Sounds for the young ears

I am sure it is not new scientific discovery that 1) human ears cannot hear all sounds 2) some can hear more than others 3) aging affects hearing. But it is not until recently that people started to use such scientific facts in everyday life.

Someone in UK has deviced up some ringtones (follow the link to find a sample sound file) using a high frequence so that only people younger than a given age (say 17) can hear it. Sure, it is a statistical threshold, in the sense that, some teens may not hear it whereas some 30-years-olds can still hear it.

The scientific reasoning is that human ears become less sensitive over the years. Thus the range of freqeuncies a person can hear becomes narrower as he/she ages. When I told Xiaoli Meng from Harvard about this during the ICSA meeting, he was wondering whether there is a frequency that the elder can hear while the youngsters can't. I am afraid that this is not a fair game.

I am sure blogs around the world have covered the same topic but I still feel I should blog it.

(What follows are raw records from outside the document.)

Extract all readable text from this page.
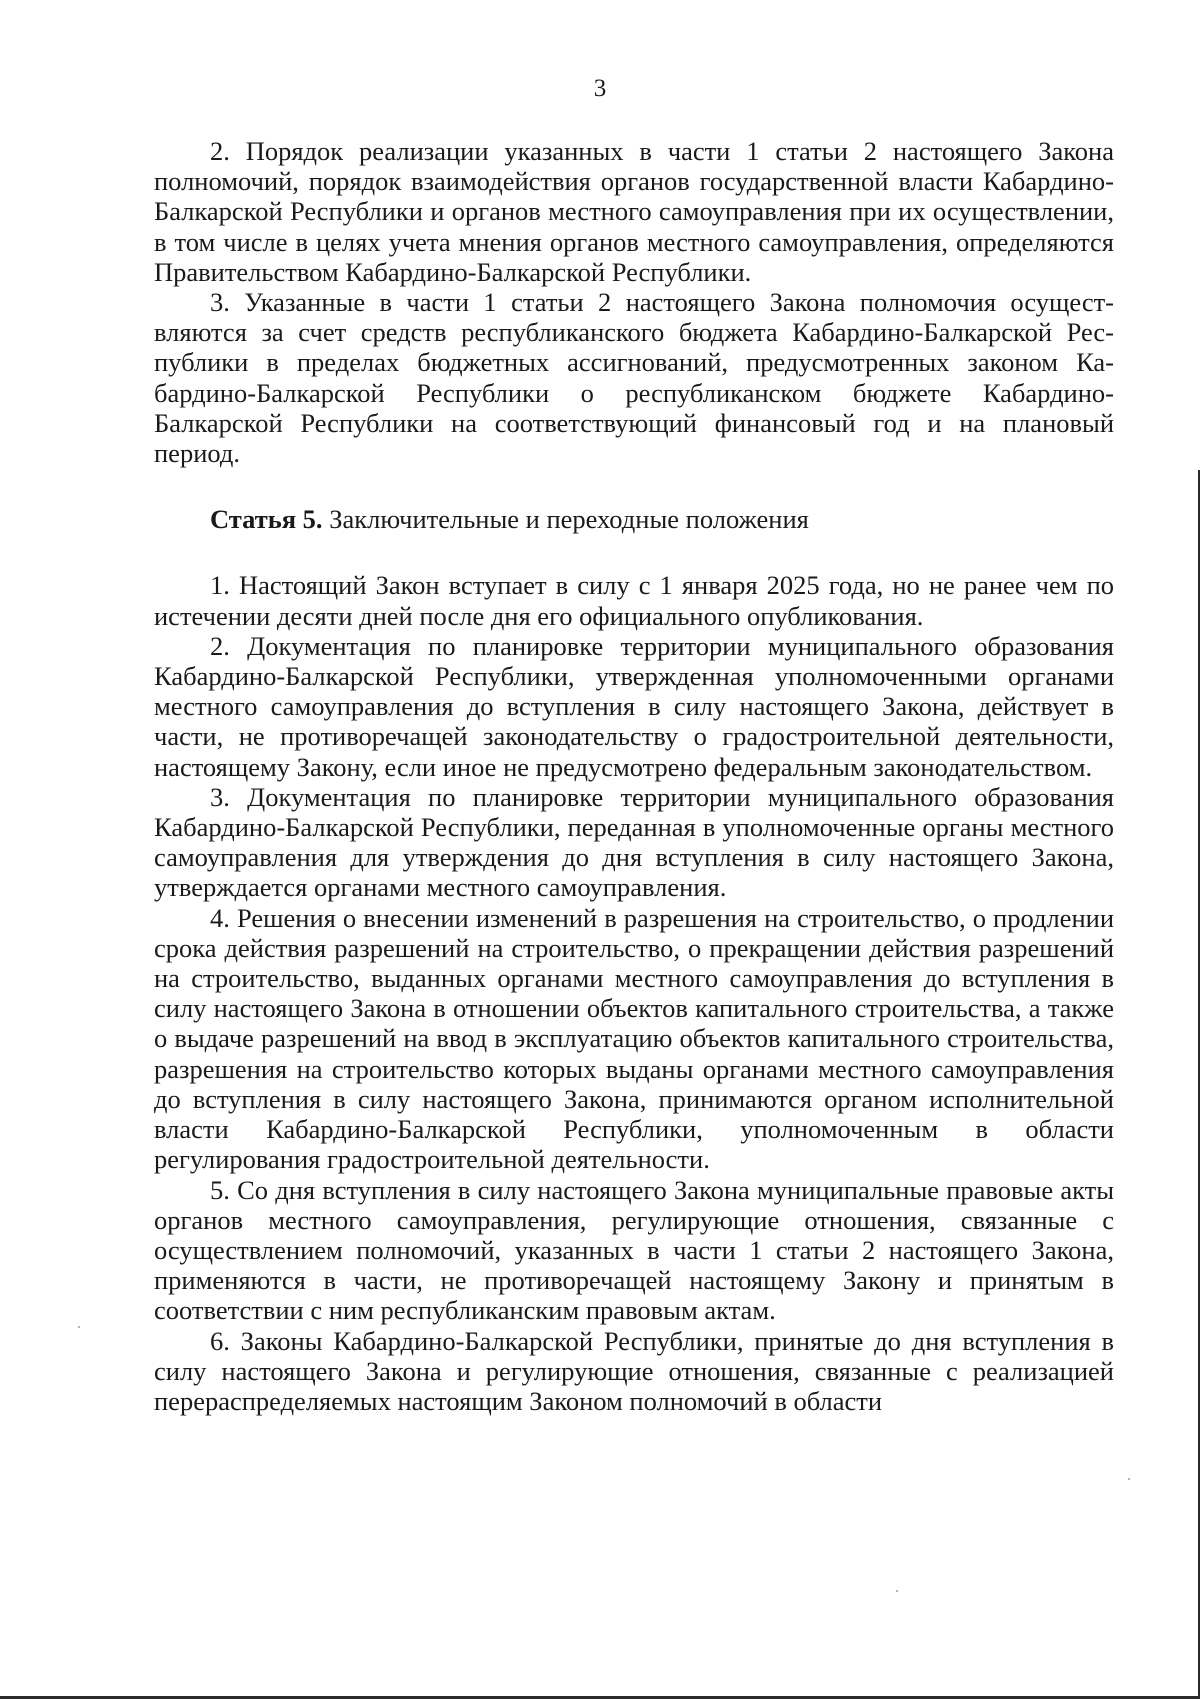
3

2. Порядок реализации указанных в части 1 статьи 2 настоящего Закона полномочий, порядок взаимодействия органов государственной власти Кабардино-Балкарской Республики и органов местного самоуправления при их осуществлении, в том числе в целях учета мнения органов местного самоуправления, определяются Правительством Кабардино-Балкарской Республики.

3. Указанные в части 1 статьи 2 настоящего Закона полномочия осуществляются за счет средств республиканского бюджета Кабардино-Балкарской Республики в пределах бюджетных ассигнований, предусмотренных законом Кабардино-Балкарской Республики о республиканском бюджете Кабардино-Балкарской Республики на соответствующий финансовый год и на плановый период.

Статья 5. Заключительные и переходные положения

1. Настоящий Закон вступает в силу с 1 января 2025 года, но не ранее чем по истечении десяти дней после дня его официального опубликования.

2. Документация по планировке территории муниципального образования Кабардино-Балкарской Республики, утвержденная уполномоченными органами местного самоуправления до вступления в силу настоящего Закона, действует в части, не противоречащей законодательству о градостроительной деятельности, настоящему Закону, если иное не предусмотрено федеральным законодательством.

3. Документация по планировке территории муниципального образования Кабардино-Балкарской Республики, переданная в уполномоченные органы местного самоуправления для утверждения до дня вступления в силу настоящего Закона, утверждается органами местного самоуправления.

4. Решения о внесении изменений в разрешения на строительство, о продлении срока действия разрешений на строительство, о прекращении действия разрешений на строительство, выданных органами местного самоуправления до вступления в силу настоящего Закона в отношении объектов капитального строительства, а также о выдаче разрешений на ввод в эксплуатацию объектов капитального строительства, разрешения на строительство которых выданы органами местного самоуправления до вступления в силу настоящего Закона, принимаются органом исполнительной власти Кабардино-Балкарской Республики, уполномоченным в области регулирования градостроительной деятельности.

5. Со дня вступления в силу настоящего Закона муниципальные правовые акты органов местного самоуправления, регулирующие отношения, связанные с осуществлением полномочий, указанных в части 1 статьи 2 настоящего Закона, применяются в части, не противоречащей настоящему Закону и принятым в соответствии с ним республиканским правовым актам.

6. Законы Кабардино-Балкарской Республики, принятые до дня вступления в силу настоящего Закона и регулирующие отношения, связанные с реализацией перераспределяемых настоящим Законом полномочий в области
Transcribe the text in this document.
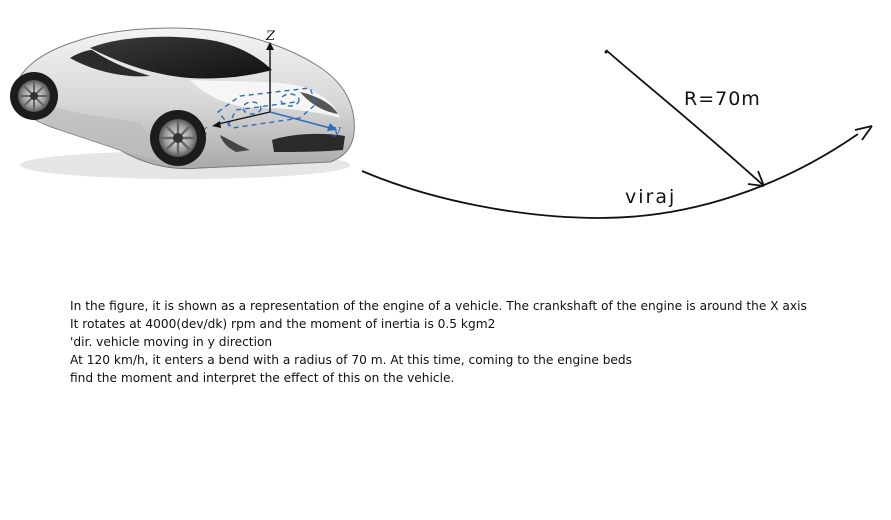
Z
x	y
R=70m
viraj
In the figure, it is shown as a representation of the engine of a vehicle. The crankshaft of the engine is around the X axis
It rotates at 4000(dev/dk) rpm and the moment of inertia is 0.5 kgm2
'dir. vehicle moving in y direction
At 120 km/h, it enters a bend with a radius of 70 m. At this time, coming to the engine beds
find the moment and interpret the effect of this on the vehicle.
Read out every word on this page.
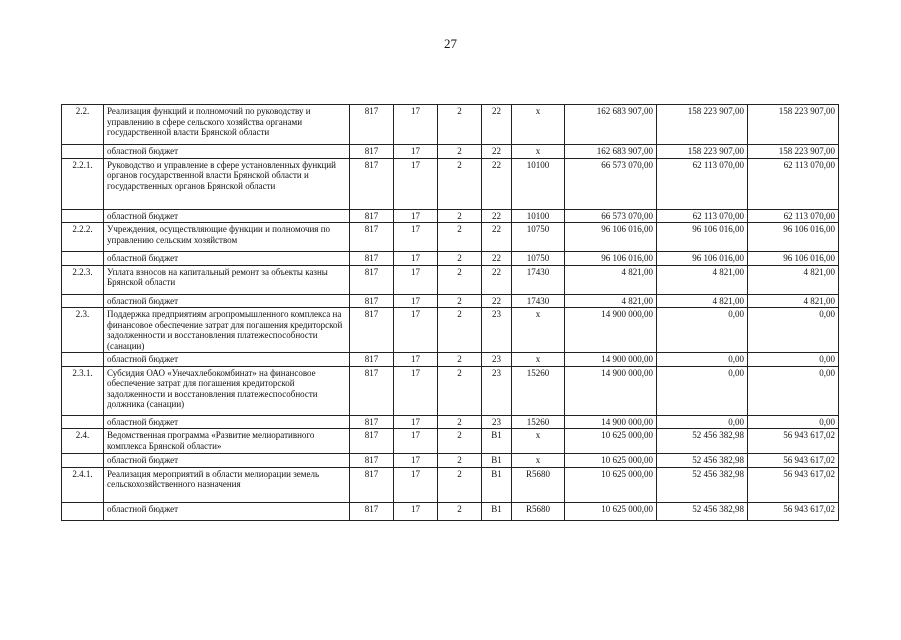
27
2.2.	Реализация функций и полномочий по руководству и управлению в сфере сельского хозяйства органами государственной власти Брянской области	817	17	2	22	х	162 683 907,00	158 223 907,00	158 223 907,00
	областной бюджет	817	17	2	22	х	162 683 907,00	158 223 907,00	158 223 907,00
2.2.1.	Руководство и управление в сфере установленных функций органов государственной власти Брянской области и государственных органов Брянской области	817	17	2	22	10100	66 573 070,00	62 113 070,00	62 113 070,00
	областной бюджет	817	17	2	22	10100	66 573 070,00	62 113 070,00	62 113 070,00
2.2.2.	Учреждения, осуществляющие функции и полномочия по управлению сельским хозяйством	817	17	2	22	10750	96 106 016,00	96 106 016,00	96 106 016,00
	областной бюджет	817	17	2	22	10750	96 106 016,00	96 106 016,00	96 106 016,00
2.2.3.	Уплата взносов на капитальный ремонт за объекты казны Брянской области	817	17	2	22	17430	4 821,00	4 821,00	4 821,00
	областной бюджет	817	17	2	22	17430	4 821,00	4 821,00	4 821,00
2.3.	Поддержка предприятиям агропромышленного комплекса на финансовое обеспечение затрат для погашения кредиторской задолженности и восстановления платежеспособности (санации)	817	17	2	23	х	14 900 000,00	0,00	0,00
	областной бюджет	817	17	2	23	х	14 900 000,00	0,00	0,00
2.3.1.	Субсидия ОАО «Унечахлебокомбинат» на финансовое обеспечение затрат для погашения кредиторской задолженности и восстановления платежеспособности должника (санации)	817	17	2	23	15260	14 900 000,00	0,00	0,00
	областной бюджет	817	17	2	23	15260	14 900 000,00	0,00	0,00
2.4.	Ведомственная программа «Развитие мелиоративного комплекса Брянской области»	817	17	2	В1	х	10 625 000,00	52 456 382,98	56 943 617,02
	областной бюджет	817	17	2	В1	х	10 625 000,00	52 456 382,98	56 943 617,02
2.4.1.	Реализация мероприятий в области мелиорации земель сельскохозяйственного назначения	817	17	2	В1	R5680	10 625 000,00	52 456 382,98	56 943 617,02
	областной бюджет	817	17	2	В1	R5680	10 625 000,00	52 456 382,98	56 943 617,02
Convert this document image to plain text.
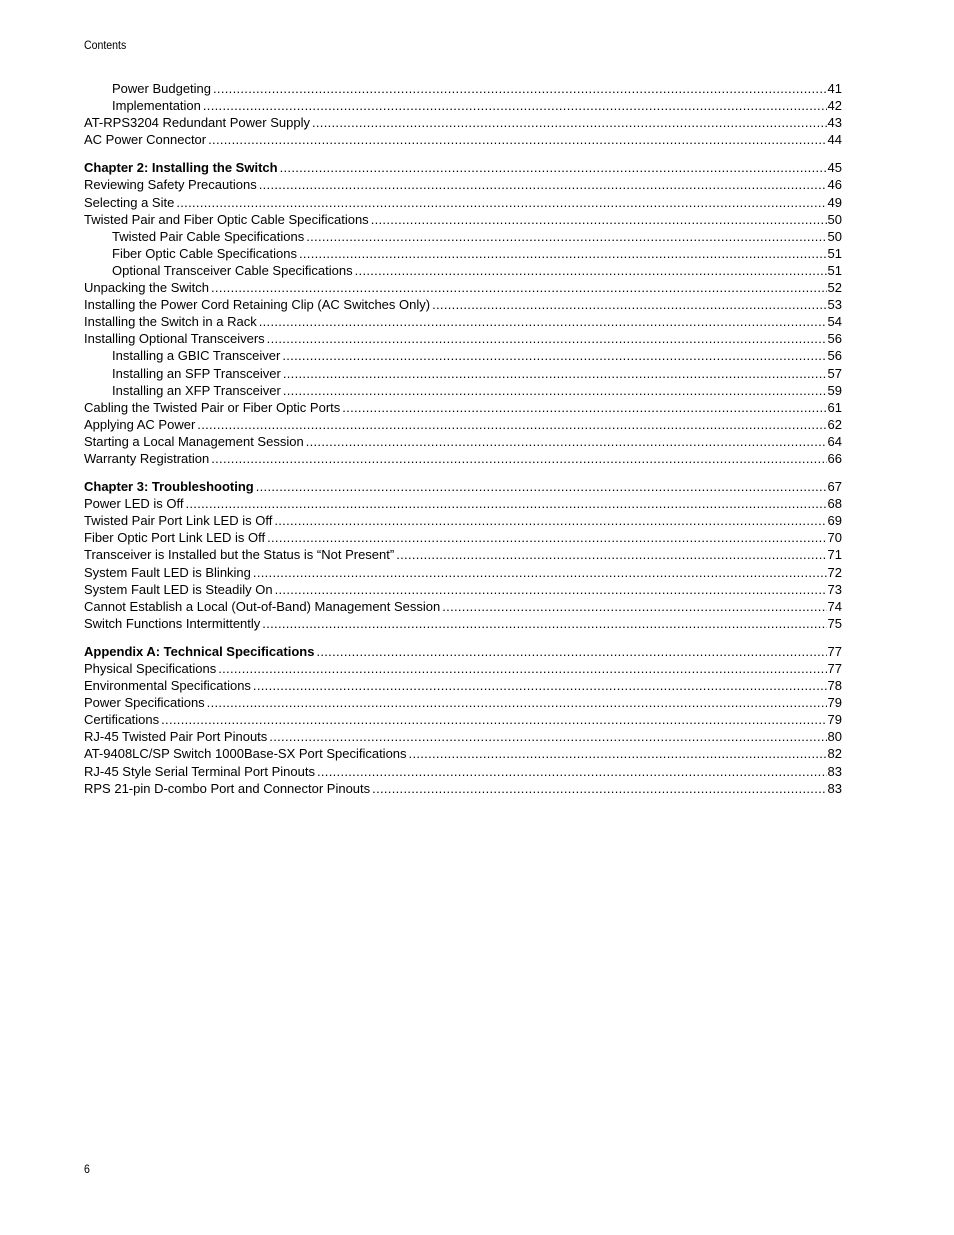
Contents
Power Budgeting .....	41
Implementation .....	42
AT-RPS3204 Redundant Power Supply .....	43
AC Power Connector .....	44
Chapter 2: Installing the Switch .....	45
Reviewing Safety Precautions .....	46
Selecting a Site .....	49
Twisted Pair and Fiber Optic Cable Specifications .....	50
Twisted Pair Cable Specifications .....	50
Fiber Optic Cable Specifications .....	51
Optional Transceiver Cable Specifications .....	51
Unpacking the Switch .....	52
Installing the Power Cord Retaining Clip (AC Switches Only) .....	53
Installing the Switch in a Rack .....	54
Installing Optional Transceivers .....	56
Installing a GBIC Transceiver .....	56
Installing an SFP Transceiver .....	57
Installing an XFP Transceiver .....	59
Cabling the Twisted Pair or Fiber Optic Ports .....	61
Applying AC Power .....	62
Starting a Local Management Session .....	64
Warranty Registration .....	66
Chapter 3: Troubleshooting .....	67
Power LED is Off .....	68
Twisted Pair Port Link LED is Off .....	69
Fiber Optic Port Link LED is Off .....	70
Transceiver is Installed but the Status is “Not Present” .....	71
System Fault LED is Blinking .....	72
System Fault LED is Steadily On .....	73
Cannot Establish a Local (Out-of-Band) Management Session .....	74
Switch Functions Intermittently .....	75
Appendix A: Technical Specifications .....	77
Physical Specifications .....	77
Environmental Specifications .....	78
Power Specifications .....	79
Certifications .....	79
RJ-45 Twisted Pair Port Pinouts .....	80
AT-9408LC/SP Switch 1000Base-SX Port Specifications .....	82
RJ-45 Style Serial Terminal Port Pinouts .....	83
RPS 21-pin D-combo Port and Connector Pinouts .....	83
6
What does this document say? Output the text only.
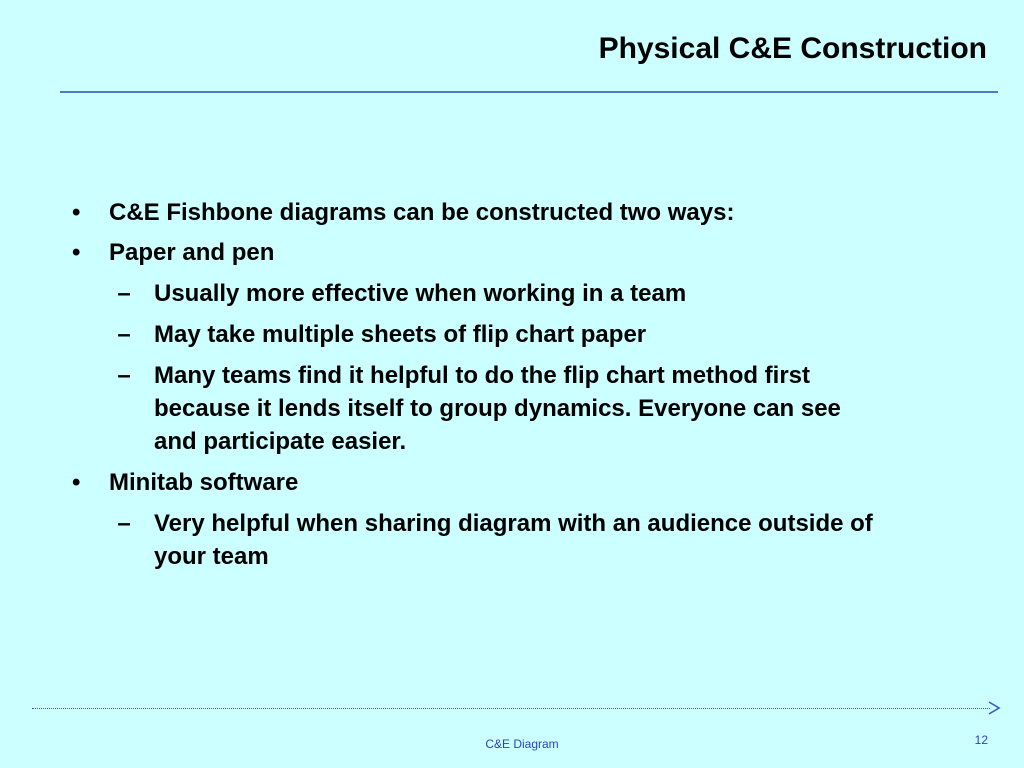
Physical C&E Construction
•	C&E Fishbone diagrams can be constructed two ways:
•	Paper and pen
– Usually more effective when working in a team
– May take multiple sheets of flip chart paper
– Many teams find it helpful to do the flip chart method first because it lends itself to group dynamics. Everyone can see and participate easier.
•	Minitab software
– Very helpful when sharing diagram with an audience outside of your team
C&E Diagram	12
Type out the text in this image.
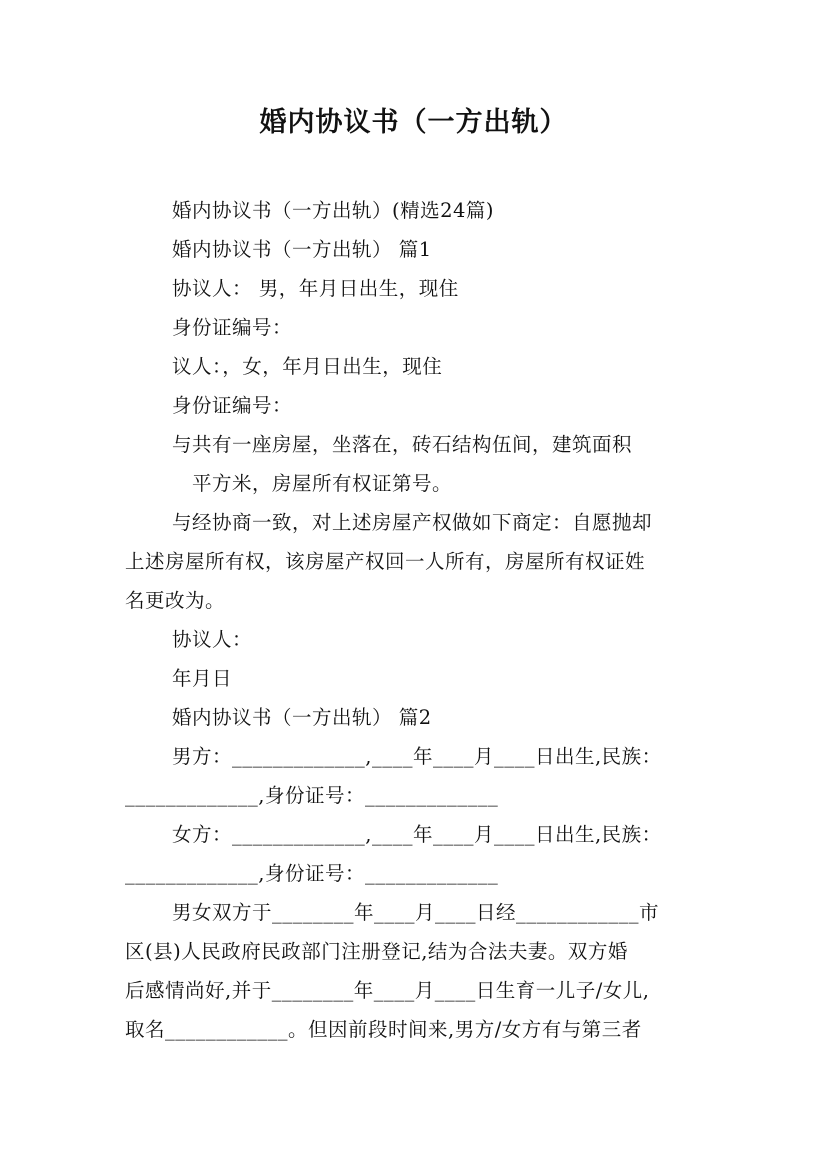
婚内协议书（一方出轨）
婚内协议书（一方出轨）(精选24篇)
婚内协议书（一方出轨） 篇1
协议人： 男，年月日出生，现住
身份证编号：
议人：，女，年月日出生，现住
身份证编号：
与共有一座房屋，坐落在，砖石结构伍间，建筑面积
平方米，房屋所有权证第号。
与经协商一致，对上述房屋产权做如下商定：自愿抛却
上述房屋所有权，该房屋产权回一人所有，房屋所有权证姓
名更改为。
协议人：
年月日
婚内协议书（一方出轨） 篇2
男方：_____________,____年____月____日出生,民族：
_____________,身份证号：_____________
女方：_____________,____年____月____日出生,民族：
_____________,身份证号：_____________
男女双方于________年____月____日经____________市
区(县)人民政府民政部门注册登记,结为合法夫妻。双方婚
后感情尚好,并于________年____月____日生育一儿子/女儿,
取名____________。但因前段时间来,男方/女方有与第三者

Of course I tried to hear the sound but I can't hear it. It gives me strange feeling. I am not upset because I am old in some definition now. Rather, I am upset because that there is something I had the chance to hear but I didn't and now it is too late for me to hear it. I am sure there are tons of things like this that I have missed. Still, having something so materialized thrown right into my face like this makes me feel bad.

Besides the sentimentals, I also thought of the implications of this. I wonder whether babies cry sometimes because they are annoyed by some high-pitch sounds that the parents cannot hear. If this is true, I wonder whether we should have a meter at home that detects sounds of all frequencies and their magnitudes. Just a thought.